Pero para ello se requiere de instituciones eficientes y de un liderazgo político responsable, efectivamente alerta a los riesgos y adecuadamente arraigado; de un sector privado predispuesto a contribuir a sanear el cuadro macroeconómico mientras mejora el microeconómico; y de una gestión externa capaz de lograr cooperación efectiva y razonable (p.e. mejorar el acceso a los Derechos Especiales de Giro) y de procurar integración regional real basada en intereses coincidentes antes que ideológicos .
Ello es opuesto a la generación de morosas expectativas como las que prometen la afluencia masiva de inversión extranjera que escapa de países en guerra (Rusia) (o huye de medidas coercitivas -China-).
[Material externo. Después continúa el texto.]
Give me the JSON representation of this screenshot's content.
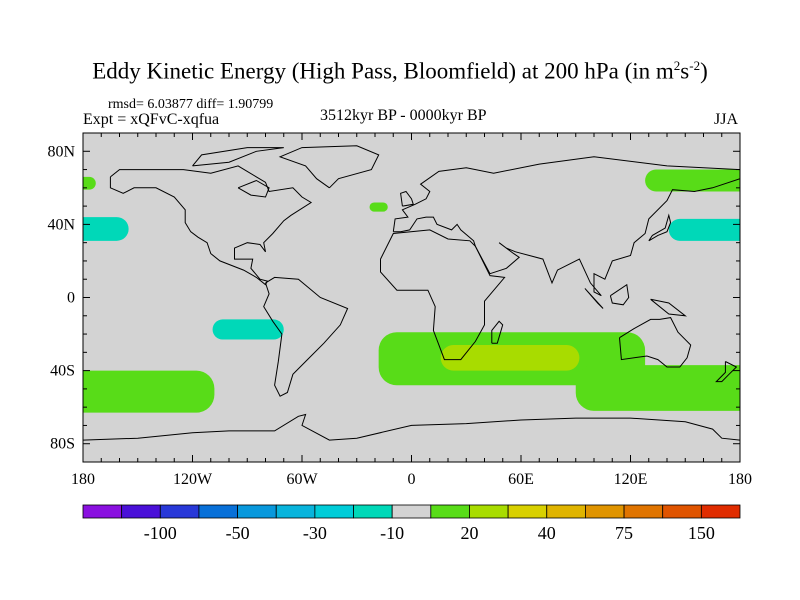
{
  "title": {
    "main": "Eddy Kinetic Energy (High Pass, Bloomfield) at 200 hPa (in m",
    "sup1": "2",
    "mid": "s",
    "sup2": "-2",
    "end": ")"
  },
  "stats": "rmsd= 6.03877 diff= 1.90799",
  "experiment": "Expt = xQFvC-xqfua",
  "period": "3512kyr BP - 0000kyr BP",
  "season": "JJA",
  "chart_data": {
    "type": "heatmap",
    "projection": "cylindrical-equidistant",
    "lon_range": [
      -180,
      180
    ],
    "lat_range": [
      -90,
      90
    ],
    "lat_ticks": [
      {
        "value": 80,
        "label": "80N"
      },
      {
        "value": 40,
        "label": "40N"
      },
      {
        "value": 0,
        "label": "0"
      },
      {
        "value": -40,
        "label": "40S"
      },
      {
        "value": -80,
        "label": "80S"
      }
    ],
    "lon_ticks": [
      {
        "value": -180,
        "label": "180"
      },
      {
        "value": -120,
        "label": "120W"
      },
      {
        "value": -60,
        "label": "60W"
      },
      {
        "value": 0,
        "label": "0"
      },
      {
        "value": 60,
        "label": "60E"
      },
      {
        "value": 120,
        "label": "120E"
      },
      {
        "value": 180,
        "label": "180"
      }
    ],
    "background_color": "#d3d3d3",
    "colorbar": {
      "colors": [
        "#8a10e0",
        "#4a10d8",
        "#2838d8",
        "#0870d8",
        "#0898dc",
        "#08b4dc",
        "#00ccd8",
        "#00d8b8",
        "#d3d3d3",
        "#58dc18",
        "#a8dc00",
        "#d8d000",
        "#e0b400",
        "#e09400",
        "#e07400",
        "#e05400",
        "#e02c00"
      ],
      "labels": [
        {
          "boundary": 2,
          "label": "-100"
        },
        {
          "boundary": 4,
          "label": "-50"
        },
        {
          "boundary": 6,
          "label": "-30"
        },
        {
          "boundary": 8,
          "label": "-10"
        },
        {
          "boundary": 10,
          "label": "20"
        },
        {
          "boundary": 12,
          "label": "40"
        },
        {
          "boundary": 14,
          "label": "75"
        },
        {
          "boundary": 16,
          "label": "150"
        }
      ]
    },
    "regions": [
      {
        "name": "north-pacific-west-negative",
        "color_index": 7,
        "lon": [
          -180,
          -155
        ],
        "lat": [
          31,
          44
        ]
      },
      {
        "name": "north-pacific-east-negative",
        "color_index": 7,
        "lon": [
          141,
          180
        ],
        "lat": [
          31,
          43
        ]
      },
      {
        "name": "southeast-pacific-negative",
        "color_index": 7,
        "lon": [
          -109,
          -70
        ],
        "lat": [
          -23,
          -12
        ]
      },
      {
        "name": "arctic-pacific-positive",
        "color_index": 9,
        "lon": [
          128,
          180
        ],
        "lat": [
          58,
          70
        ]
      },
      {
        "name": "bering-west-positive",
        "color_index": 9,
        "lon": [
          -180,
          -173
        ],
        "lat": [
          59,
          66
        ]
      },
      {
        "name": "north-atlantic-positive",
        "color_index": 9,
        "lon": [
          -23,
          -13
        ],
        "lat": [
          47,
          52
        ]
      },
      {
        "name": "south-indian-positive",
        "color_index": 9,
        "lon": [
          -18,
          128
        ],
        "lat": [
          -48,
          -19
        ]
      },
      {
        "name": "south-indian-core",
        "color_index": 10,
        "lon": [
          16,
          92
        ],
        "lat": [
          -40,
          -26
        ]
      },
      {
        "name": "south-pacific-west-positive",
        "color_index": 9,
        "lon": [
          -180,
          -108
        ],
        "lat": [
          -63,
          -40
        ]
      },
      {
        "name": "australia-south-positive",
        "color_index": 9,
        "lon": [
          90,
          180
        ],
        "lat": [
          -62,
          -37
        ]
      }
    ]
  }
}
Y también contrario a gobiernos incapaces indispuestos a tomar nota de la realidad y de admitir ayuda ilustrada.
Ningún Estado puede sacrificar su sobrevivencia al abuso de reglas de apariencia democrática y menos a persistir en manos de un gobierno que, en circunstancias límite, disuelve sin reparos lo que queda del bien público y de la organización social a la que se debe.